Three Los Angeles area restaurants, Gus’s World Famous Fried Chicken, Prime Pizza, and Sebastian’s Mediterranean Cuisine, are providing free food to students who rely on school meal programs for daily sustenance. With school closures throughout the city due to coronavirus measures, these restaurants want to make sure that vulnerable students and their families don’t go hungry even with the 60 grab-and-go meal distribution centers established by Los Angeles Unified School District (LAUSD) across the county.
“The inspiration behind this program was based on speaking with our employees who are either facing this very issue or know families that are,” shares Raehan Qureshi, owner of Gus’s World Famous Fried Chicken. The free meal program, which was originally only offered at Gus’s Crenshaw Boulevard location, has since expanded to all of the chain’s four Southern California restaurants. “Since we started spreading the word, we have been able to feed several hundred children,” says Qureshi. Meals are available to all school-aged children from noon to 8 p.m. everyday at Gus’s locations in Mid-City, Long Beach, Burbank, and Santa Ana.

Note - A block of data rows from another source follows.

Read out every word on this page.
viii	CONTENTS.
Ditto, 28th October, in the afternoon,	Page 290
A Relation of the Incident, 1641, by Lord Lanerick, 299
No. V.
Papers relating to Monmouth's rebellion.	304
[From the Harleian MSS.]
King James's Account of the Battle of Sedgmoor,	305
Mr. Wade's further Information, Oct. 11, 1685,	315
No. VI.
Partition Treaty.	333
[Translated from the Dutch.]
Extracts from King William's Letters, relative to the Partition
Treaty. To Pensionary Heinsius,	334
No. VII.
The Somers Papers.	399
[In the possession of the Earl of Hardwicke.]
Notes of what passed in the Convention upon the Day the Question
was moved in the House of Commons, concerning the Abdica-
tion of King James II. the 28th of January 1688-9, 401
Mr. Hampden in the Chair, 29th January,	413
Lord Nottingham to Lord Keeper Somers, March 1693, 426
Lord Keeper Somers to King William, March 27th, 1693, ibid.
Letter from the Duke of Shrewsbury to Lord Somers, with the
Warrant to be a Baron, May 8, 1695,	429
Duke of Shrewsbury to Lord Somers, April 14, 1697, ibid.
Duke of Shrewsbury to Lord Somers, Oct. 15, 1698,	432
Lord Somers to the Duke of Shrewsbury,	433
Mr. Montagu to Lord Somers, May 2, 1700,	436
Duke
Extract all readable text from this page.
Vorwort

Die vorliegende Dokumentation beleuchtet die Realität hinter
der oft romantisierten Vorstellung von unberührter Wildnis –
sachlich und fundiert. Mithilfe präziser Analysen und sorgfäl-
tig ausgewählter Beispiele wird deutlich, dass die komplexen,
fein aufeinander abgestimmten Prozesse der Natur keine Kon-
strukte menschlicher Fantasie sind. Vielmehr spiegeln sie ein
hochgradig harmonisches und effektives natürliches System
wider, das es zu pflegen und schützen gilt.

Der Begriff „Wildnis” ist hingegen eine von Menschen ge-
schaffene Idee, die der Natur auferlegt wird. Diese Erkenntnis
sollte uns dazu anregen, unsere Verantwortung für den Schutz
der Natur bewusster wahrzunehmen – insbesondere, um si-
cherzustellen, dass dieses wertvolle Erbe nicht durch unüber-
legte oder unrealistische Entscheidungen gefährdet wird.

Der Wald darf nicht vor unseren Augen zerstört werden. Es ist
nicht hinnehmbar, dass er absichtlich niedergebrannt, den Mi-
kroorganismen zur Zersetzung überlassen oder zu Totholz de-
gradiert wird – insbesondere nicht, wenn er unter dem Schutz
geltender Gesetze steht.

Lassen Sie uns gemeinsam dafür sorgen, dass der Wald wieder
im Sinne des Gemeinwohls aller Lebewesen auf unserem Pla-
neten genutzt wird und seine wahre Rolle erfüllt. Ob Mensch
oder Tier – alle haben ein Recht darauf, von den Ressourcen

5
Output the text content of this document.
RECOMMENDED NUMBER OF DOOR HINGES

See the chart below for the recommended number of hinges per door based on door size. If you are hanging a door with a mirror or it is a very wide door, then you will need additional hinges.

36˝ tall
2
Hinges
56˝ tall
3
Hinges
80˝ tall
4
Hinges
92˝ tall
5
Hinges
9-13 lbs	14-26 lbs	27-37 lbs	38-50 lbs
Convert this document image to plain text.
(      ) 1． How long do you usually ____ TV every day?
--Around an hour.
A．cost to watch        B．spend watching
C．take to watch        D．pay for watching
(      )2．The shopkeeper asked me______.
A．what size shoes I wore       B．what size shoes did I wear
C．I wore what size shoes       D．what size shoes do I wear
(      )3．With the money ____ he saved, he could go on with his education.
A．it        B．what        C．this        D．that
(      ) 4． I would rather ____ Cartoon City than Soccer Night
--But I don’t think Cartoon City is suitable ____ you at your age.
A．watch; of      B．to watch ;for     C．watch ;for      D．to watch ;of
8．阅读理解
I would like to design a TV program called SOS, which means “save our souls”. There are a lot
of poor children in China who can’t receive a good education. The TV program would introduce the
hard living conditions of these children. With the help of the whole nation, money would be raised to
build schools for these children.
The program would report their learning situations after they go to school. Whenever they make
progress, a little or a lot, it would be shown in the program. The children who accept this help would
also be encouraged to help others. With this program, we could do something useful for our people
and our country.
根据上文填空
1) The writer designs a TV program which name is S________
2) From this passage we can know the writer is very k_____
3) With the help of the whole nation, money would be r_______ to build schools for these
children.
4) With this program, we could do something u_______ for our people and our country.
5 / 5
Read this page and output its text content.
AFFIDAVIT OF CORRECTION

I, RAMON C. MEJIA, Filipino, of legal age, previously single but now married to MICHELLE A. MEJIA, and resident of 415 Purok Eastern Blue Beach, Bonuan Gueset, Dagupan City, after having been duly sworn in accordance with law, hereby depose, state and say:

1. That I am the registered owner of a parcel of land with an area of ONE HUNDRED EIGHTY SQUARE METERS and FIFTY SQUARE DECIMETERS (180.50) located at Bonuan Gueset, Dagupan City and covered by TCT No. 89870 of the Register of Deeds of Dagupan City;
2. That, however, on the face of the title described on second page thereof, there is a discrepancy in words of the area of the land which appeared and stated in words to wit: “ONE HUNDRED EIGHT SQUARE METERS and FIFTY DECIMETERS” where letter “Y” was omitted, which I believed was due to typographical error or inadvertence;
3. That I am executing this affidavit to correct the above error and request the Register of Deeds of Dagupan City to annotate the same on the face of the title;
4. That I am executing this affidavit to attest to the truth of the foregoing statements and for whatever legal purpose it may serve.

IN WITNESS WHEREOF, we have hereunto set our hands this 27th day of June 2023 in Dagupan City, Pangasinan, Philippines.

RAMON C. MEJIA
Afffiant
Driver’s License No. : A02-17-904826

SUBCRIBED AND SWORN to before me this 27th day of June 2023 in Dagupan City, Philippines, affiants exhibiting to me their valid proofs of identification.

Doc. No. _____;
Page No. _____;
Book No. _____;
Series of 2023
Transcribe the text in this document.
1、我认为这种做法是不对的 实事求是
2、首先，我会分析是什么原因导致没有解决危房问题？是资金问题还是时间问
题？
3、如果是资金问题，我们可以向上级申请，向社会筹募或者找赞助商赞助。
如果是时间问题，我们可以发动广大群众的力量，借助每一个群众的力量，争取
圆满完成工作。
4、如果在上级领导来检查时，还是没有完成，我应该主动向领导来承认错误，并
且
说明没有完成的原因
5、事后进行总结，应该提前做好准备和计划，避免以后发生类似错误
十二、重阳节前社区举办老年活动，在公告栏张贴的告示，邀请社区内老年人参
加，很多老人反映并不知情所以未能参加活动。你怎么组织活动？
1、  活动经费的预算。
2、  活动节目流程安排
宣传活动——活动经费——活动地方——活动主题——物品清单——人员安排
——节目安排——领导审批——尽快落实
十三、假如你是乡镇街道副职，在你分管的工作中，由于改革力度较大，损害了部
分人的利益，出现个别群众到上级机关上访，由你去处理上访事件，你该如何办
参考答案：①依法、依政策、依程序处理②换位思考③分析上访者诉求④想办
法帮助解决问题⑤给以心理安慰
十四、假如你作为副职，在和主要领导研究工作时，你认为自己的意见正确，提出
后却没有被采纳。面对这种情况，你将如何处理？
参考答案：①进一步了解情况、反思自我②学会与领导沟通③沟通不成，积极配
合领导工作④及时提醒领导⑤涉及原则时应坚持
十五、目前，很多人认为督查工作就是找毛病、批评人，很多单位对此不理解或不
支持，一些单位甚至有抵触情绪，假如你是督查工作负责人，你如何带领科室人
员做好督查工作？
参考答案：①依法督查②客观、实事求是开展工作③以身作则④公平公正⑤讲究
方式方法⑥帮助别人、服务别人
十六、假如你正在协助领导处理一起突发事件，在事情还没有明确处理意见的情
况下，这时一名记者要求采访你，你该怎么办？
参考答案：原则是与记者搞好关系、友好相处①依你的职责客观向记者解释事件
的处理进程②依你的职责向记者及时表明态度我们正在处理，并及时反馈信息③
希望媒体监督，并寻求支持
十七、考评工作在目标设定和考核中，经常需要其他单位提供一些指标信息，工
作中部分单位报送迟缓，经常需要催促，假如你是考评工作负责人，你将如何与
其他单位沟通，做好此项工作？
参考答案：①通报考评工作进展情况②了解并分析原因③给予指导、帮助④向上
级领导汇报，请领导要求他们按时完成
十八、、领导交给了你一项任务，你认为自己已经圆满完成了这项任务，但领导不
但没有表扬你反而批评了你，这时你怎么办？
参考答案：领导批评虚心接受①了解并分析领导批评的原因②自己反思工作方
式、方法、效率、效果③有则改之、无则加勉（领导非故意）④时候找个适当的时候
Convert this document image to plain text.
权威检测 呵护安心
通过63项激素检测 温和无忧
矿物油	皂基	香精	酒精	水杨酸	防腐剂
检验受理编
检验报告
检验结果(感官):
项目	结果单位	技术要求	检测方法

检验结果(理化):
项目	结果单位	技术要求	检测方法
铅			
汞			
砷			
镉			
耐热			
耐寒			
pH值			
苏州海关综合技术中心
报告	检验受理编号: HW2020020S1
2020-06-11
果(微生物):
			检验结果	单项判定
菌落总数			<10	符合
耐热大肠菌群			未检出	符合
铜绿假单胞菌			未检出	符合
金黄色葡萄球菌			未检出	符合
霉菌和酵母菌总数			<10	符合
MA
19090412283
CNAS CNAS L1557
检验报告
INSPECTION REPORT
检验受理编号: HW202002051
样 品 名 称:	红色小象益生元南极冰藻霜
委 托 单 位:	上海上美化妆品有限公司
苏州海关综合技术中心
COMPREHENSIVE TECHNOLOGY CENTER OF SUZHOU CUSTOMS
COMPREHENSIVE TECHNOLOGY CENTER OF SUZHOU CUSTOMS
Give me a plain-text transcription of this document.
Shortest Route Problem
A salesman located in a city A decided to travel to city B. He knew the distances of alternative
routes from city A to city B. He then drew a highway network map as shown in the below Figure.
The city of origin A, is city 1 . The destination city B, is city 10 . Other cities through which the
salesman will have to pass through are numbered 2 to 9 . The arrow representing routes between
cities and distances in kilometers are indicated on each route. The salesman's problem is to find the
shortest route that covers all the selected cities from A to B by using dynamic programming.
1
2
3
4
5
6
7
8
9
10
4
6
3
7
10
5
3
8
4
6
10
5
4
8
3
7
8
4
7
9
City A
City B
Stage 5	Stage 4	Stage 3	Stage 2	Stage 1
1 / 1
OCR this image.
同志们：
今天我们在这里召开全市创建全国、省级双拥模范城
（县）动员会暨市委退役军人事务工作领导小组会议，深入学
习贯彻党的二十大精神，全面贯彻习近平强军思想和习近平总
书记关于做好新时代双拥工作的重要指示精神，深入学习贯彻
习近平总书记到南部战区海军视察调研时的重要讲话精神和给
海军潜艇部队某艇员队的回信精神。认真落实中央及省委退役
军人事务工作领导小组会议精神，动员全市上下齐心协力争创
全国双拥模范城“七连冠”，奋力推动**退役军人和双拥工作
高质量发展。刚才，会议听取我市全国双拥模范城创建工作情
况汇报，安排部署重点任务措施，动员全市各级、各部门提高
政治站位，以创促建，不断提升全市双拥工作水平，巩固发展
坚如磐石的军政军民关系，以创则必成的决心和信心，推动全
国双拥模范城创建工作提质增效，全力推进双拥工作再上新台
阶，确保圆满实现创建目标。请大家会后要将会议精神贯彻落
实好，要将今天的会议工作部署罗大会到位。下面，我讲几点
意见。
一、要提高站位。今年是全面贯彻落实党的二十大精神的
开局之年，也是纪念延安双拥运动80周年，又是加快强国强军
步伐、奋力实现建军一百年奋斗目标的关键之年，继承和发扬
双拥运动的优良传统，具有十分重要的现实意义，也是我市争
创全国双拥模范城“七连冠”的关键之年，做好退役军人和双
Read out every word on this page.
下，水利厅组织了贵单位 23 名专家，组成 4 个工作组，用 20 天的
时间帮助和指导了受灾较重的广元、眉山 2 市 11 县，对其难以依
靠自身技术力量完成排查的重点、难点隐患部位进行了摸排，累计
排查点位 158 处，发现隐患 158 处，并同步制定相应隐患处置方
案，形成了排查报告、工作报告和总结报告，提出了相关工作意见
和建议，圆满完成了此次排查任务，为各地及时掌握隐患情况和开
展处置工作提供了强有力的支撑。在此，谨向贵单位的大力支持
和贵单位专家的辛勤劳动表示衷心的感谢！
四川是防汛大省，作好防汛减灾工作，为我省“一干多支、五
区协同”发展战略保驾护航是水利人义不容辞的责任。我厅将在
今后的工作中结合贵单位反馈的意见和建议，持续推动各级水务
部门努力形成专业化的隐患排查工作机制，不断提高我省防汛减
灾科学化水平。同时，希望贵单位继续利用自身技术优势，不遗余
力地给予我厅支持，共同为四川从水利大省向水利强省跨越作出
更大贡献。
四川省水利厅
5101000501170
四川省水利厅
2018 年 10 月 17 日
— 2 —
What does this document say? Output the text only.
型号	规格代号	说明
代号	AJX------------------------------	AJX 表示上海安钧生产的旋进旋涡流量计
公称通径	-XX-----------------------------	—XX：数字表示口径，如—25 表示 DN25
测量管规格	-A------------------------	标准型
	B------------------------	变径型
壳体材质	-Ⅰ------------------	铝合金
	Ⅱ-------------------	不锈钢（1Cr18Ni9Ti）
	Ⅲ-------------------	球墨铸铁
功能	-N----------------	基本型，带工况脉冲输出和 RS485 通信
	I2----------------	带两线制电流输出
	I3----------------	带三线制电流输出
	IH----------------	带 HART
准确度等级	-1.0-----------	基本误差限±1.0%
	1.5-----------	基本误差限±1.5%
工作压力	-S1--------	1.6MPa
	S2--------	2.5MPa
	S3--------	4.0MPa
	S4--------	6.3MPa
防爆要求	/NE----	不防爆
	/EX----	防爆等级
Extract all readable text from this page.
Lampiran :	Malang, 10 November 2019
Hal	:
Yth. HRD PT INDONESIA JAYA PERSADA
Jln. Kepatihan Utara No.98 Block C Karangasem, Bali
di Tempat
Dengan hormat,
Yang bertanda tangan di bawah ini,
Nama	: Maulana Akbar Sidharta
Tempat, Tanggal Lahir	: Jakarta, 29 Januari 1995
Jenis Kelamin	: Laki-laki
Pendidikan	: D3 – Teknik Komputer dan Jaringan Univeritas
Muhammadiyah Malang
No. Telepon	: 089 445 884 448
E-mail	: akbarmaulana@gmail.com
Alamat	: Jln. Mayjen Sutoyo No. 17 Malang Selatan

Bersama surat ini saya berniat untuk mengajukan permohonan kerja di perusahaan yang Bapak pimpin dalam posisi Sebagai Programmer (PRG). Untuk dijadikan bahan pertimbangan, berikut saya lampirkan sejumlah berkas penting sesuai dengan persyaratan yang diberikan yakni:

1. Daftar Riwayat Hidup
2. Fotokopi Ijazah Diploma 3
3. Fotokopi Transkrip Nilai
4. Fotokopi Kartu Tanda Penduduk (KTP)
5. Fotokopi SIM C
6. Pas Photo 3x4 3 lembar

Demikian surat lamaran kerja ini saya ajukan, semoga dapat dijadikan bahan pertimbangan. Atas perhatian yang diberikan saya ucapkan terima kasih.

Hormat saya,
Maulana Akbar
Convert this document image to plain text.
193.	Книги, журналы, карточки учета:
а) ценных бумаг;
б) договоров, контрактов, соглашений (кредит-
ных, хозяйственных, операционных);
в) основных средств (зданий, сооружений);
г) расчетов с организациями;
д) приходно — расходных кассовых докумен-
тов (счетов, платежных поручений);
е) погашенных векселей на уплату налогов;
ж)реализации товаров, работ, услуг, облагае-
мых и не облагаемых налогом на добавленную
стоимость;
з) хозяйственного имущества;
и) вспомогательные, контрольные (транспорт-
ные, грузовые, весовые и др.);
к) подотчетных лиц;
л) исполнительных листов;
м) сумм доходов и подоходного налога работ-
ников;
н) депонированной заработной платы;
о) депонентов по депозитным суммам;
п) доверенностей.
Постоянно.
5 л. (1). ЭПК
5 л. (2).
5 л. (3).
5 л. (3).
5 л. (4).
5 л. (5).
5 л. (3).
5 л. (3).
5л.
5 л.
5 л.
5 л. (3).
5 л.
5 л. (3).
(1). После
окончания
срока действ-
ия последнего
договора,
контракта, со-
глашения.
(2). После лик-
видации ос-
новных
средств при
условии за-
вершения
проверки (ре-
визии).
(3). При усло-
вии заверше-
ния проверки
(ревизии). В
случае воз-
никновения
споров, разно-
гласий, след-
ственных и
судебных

Inspired by a similar initiative at Best Pizza in Brooklyn, Prime Pizza posted an open call on its Instagram account for any LAUSD students or families to send a direct message for assistance. “It is more important than ever to be a strong pillar for our team members, customers, and the neighborhood at large,” says co-owner James Starr. “Our goal is to provide free meals as long as they are needed. We are currently working on a plan to make it as easy as possible for families in need to come to the pizzeria and pickup food.” Prime Pizza is also serving Burbank Unified School District with this initiative.
Nima Karimi, the owner of Sebastian’s Mediterranean in San Pedro, posted a heartfelt message on social media seeking to serve individuals impacted by COVID-19, including children who depend on school meals. He is currently in conversations with local school leaders on how to best assist the community at this time. “I started this business with a lot of support from the community,” says Karimi. “If I don’t help, then what am I good for? Now is the time to show who you are, now is the time to help,” he adds. Karimi plans to continue these efforts even after the pandemic passes.
With Governor Gavin Newsom forecasting that California’s public schools will remain closed until the end of the academic year, it has become more important for communities to come together to serve vulnerable children. Even though the COVID-19 pandemic has uprooted the hospitality industry, some pillars of the community are digging deep to heed the call to help those in need. While it is unclear how long these businesses can sustainably extend their generosity, all three restaurants are committed to meeting as many needs as possible for the foreseeable future.